First and foremost, MLB has it right. The all-star game means something. The reward for winning is very important. If the American League wins, then the World Series begins in an AL city. Ditto for the NL team. The Super Bowl is only one game that this is not possible but what if another system was in place?
Let’s say whatever conference loses the Pro Bowl the teams in that conference, starting with the playoff qualifying franchises, would have to play the toughest schedule the following season. A format such as that would motivate the owners, coaches and players to get out there and “bust a few grapes” in order to win.
Also hold the game after the Super Bowl as before so the athletes chosen to compete could have a brief respite to heal up because as we all know football is a violent game and bodies need to heal because unlike baseball, basketball or hockey, it is very difficult, if not impossible, to play an NFL game on Monday and play another contest on Tuesday.

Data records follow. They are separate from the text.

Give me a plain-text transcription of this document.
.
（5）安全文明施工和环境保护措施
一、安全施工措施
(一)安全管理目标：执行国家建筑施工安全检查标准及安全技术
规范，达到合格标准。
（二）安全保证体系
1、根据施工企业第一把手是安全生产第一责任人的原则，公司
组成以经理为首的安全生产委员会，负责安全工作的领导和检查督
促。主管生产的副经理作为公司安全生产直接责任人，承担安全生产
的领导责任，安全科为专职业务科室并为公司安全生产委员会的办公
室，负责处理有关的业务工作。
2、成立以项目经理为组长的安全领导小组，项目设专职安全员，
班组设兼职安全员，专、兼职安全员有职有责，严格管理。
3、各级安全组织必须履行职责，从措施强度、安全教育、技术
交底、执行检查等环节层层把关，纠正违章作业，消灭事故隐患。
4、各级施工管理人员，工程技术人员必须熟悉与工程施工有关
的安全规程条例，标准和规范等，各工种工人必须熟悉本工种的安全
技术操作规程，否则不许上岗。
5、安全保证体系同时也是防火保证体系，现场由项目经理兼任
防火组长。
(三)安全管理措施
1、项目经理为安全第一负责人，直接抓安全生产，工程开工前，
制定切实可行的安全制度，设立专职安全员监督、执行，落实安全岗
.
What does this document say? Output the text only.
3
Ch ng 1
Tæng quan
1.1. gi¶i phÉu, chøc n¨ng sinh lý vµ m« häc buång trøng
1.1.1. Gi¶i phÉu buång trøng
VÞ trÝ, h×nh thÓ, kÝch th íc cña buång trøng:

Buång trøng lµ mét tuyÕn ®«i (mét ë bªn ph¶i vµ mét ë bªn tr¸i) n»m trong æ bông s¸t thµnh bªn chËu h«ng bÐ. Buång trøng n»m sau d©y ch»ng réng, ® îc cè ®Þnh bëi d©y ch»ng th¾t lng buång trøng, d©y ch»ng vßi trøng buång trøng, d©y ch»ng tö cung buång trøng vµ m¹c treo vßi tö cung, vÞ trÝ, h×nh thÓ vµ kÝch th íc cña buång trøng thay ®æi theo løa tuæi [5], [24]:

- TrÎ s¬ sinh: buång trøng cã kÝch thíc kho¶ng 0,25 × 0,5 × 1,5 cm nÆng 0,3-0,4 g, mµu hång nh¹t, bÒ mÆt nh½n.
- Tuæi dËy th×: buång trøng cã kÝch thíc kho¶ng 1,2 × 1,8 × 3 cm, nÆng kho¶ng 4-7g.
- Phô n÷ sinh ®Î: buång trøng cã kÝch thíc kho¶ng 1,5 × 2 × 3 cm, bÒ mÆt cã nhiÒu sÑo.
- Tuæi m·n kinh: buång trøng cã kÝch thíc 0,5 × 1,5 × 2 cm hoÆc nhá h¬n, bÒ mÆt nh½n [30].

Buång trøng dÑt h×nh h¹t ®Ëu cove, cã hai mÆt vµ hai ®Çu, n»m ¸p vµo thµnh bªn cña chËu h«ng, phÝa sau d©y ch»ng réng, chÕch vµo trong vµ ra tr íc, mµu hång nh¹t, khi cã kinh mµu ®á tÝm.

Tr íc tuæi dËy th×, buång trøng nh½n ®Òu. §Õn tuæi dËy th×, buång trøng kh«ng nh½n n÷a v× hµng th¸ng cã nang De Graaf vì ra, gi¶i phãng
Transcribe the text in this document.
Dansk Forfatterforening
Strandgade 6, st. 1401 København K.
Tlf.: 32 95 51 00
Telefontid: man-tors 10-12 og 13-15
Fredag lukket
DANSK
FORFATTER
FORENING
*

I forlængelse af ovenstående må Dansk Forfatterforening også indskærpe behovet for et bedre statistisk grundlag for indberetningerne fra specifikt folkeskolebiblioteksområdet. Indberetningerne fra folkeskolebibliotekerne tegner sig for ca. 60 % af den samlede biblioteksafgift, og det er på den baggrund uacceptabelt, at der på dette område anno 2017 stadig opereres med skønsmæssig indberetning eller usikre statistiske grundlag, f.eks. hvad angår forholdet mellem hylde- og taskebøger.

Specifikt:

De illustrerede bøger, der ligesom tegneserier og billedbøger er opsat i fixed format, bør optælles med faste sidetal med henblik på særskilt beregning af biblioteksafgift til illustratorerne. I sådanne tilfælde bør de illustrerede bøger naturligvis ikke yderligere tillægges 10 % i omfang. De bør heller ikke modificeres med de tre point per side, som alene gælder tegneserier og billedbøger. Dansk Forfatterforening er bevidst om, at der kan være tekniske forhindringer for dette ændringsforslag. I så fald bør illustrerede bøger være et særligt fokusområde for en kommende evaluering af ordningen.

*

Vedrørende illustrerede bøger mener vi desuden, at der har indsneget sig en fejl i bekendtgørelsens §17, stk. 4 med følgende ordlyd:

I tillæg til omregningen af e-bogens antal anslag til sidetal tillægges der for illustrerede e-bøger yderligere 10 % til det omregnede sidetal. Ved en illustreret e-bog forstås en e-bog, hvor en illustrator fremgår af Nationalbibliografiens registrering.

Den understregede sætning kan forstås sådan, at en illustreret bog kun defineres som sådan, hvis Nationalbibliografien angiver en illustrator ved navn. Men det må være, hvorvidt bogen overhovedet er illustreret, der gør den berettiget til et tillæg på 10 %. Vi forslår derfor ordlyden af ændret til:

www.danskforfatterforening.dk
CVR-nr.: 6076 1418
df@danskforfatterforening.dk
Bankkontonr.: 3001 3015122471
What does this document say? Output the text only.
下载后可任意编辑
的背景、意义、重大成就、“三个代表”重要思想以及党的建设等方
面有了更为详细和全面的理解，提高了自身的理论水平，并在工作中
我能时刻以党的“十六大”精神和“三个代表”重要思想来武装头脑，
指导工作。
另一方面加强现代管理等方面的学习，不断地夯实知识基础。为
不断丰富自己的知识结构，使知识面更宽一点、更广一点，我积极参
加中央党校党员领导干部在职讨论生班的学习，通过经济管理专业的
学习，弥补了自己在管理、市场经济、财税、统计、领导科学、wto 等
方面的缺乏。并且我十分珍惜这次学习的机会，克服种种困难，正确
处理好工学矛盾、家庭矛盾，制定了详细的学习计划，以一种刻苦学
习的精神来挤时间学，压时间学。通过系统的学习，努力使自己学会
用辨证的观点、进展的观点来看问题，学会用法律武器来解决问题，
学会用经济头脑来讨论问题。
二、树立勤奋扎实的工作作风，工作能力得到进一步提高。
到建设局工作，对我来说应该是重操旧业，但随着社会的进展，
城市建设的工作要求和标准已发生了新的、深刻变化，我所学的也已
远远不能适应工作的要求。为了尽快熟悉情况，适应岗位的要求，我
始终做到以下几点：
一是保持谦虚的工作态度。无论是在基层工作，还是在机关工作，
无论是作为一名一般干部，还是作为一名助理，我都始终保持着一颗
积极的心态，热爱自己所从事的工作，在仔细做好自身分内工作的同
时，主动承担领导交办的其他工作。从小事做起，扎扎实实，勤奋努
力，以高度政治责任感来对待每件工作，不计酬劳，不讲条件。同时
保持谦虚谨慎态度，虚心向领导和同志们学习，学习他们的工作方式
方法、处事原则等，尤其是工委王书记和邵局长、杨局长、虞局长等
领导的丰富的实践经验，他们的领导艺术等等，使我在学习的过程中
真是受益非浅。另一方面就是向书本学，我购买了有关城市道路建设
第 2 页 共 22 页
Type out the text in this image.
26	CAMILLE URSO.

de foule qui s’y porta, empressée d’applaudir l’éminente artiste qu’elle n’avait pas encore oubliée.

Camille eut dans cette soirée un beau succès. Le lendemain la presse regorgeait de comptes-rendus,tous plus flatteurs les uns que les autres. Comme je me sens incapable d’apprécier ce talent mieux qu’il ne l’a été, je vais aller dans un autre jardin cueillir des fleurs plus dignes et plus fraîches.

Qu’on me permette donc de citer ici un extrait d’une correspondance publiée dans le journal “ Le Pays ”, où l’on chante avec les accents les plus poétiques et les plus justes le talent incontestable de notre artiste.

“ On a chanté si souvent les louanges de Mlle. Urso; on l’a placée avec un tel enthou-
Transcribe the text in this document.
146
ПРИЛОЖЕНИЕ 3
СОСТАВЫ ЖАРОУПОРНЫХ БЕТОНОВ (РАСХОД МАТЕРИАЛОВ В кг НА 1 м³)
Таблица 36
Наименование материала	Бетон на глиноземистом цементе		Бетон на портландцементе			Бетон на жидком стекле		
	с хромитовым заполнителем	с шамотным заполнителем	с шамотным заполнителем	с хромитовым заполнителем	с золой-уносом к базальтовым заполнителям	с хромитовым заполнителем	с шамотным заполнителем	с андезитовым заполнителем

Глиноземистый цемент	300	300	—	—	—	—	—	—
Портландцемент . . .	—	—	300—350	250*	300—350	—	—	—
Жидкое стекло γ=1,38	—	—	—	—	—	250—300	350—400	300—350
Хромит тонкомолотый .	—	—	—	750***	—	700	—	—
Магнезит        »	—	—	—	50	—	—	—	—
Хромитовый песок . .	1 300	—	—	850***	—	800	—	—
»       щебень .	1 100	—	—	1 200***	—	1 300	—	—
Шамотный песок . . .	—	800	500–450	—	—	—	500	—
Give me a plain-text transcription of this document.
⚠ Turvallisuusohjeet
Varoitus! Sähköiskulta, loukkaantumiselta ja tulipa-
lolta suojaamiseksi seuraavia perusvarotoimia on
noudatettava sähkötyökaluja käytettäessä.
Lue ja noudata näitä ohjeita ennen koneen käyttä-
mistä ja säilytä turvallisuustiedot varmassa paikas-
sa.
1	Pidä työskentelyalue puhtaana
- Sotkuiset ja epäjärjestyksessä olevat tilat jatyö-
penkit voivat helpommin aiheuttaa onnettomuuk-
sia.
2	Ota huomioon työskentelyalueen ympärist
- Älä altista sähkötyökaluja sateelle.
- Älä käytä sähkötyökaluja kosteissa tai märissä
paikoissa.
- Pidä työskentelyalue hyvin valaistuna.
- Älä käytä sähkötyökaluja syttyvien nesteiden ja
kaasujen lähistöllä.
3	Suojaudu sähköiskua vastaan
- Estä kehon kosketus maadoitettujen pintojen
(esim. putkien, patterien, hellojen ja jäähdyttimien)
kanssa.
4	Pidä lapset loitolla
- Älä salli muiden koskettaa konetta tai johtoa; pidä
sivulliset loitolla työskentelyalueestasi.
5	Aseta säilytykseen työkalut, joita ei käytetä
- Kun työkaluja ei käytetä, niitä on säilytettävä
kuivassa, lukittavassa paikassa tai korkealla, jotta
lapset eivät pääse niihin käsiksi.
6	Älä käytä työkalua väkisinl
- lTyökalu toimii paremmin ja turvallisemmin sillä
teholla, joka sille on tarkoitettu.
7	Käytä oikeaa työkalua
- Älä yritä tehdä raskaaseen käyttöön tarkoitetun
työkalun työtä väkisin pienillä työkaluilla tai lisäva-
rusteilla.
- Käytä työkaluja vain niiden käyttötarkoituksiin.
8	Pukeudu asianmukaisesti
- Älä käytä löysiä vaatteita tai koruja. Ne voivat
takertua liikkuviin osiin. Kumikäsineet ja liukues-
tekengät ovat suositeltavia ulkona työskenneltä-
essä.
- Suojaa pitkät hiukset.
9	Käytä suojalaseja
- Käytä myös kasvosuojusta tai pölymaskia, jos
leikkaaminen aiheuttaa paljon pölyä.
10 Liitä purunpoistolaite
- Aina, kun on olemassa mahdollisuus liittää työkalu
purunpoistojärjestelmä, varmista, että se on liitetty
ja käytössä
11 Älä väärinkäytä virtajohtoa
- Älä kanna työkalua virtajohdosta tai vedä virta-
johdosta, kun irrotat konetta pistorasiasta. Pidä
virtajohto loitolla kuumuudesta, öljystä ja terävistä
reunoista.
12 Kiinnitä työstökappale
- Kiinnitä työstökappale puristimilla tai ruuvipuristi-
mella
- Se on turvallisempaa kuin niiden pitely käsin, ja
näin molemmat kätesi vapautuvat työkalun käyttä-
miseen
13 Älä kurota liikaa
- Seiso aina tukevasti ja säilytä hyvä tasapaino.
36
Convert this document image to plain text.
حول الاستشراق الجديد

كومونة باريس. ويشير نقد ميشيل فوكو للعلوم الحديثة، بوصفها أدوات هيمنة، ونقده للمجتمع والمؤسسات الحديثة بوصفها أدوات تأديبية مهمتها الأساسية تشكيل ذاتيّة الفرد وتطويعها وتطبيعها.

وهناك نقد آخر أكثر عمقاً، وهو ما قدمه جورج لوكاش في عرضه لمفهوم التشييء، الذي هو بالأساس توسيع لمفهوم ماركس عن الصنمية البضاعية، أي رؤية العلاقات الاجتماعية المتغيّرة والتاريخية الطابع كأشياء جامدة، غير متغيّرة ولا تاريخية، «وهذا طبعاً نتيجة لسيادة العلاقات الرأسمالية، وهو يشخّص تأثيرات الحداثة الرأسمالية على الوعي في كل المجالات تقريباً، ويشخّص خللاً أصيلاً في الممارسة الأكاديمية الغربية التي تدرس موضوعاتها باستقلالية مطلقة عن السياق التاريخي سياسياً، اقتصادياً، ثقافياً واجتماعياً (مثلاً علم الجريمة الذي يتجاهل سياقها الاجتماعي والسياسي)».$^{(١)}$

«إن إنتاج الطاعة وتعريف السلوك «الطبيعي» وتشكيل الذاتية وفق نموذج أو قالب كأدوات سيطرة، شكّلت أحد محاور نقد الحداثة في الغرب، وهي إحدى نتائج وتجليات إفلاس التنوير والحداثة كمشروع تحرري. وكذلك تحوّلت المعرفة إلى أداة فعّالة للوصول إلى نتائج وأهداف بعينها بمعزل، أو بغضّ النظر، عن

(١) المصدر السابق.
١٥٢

Now let’s get to the game itself. The AFC beat the NFC, 41-34. If you watched the game, you more than likely did not need a sleep aid that night. If the game was still played in Honolulu, before, during or after the game you would not be bored, trust me. What happens in Honolulu stays in Honolulu! The contest was a rainy, drizzly sort of affair that ended up being not too much more than OTAs (organized team activities) or at best, a spirited mini-camp.
NFC linebacker Brian Orakpo said, “Everybody came out here trying not to get hurt and give the fans a good show.” Well Brian, as far as defenses representing the AFC and the NFC were concerned, it was not by any stretch of the imagination a “good show.”
Thirty-four players chosen missed the game because of injury or because they were getting ready for Super Bowl XLIV.
I remember the sunsets on Oahu and Waikiki and the food.
The Pro Bowl needs a little re-tooling but not a complete overhaul. Maybe Hawaii was a bit too far to travel for some folks to observe a game that didn’t end up with a Lombardi, but for us guys in the trenches, the Pro Bowl in Hawaii is the Super Bowl.
Instead of scrambling to get media to cover the Pro Bowl, maybe the NFL should whisper in the ears of the news organizations that if they don’t cover the Pro Bowl after the season then the distinct possibility might exist that unless the team in their market advances to the Super Bowl, the following year that organization may very well be denied credentials to cover the big game. As far as flights to Honolulu being booked the following year, book ’em, Dano.
What the NFL All Star game needs is not a new location. It needs a new meaning.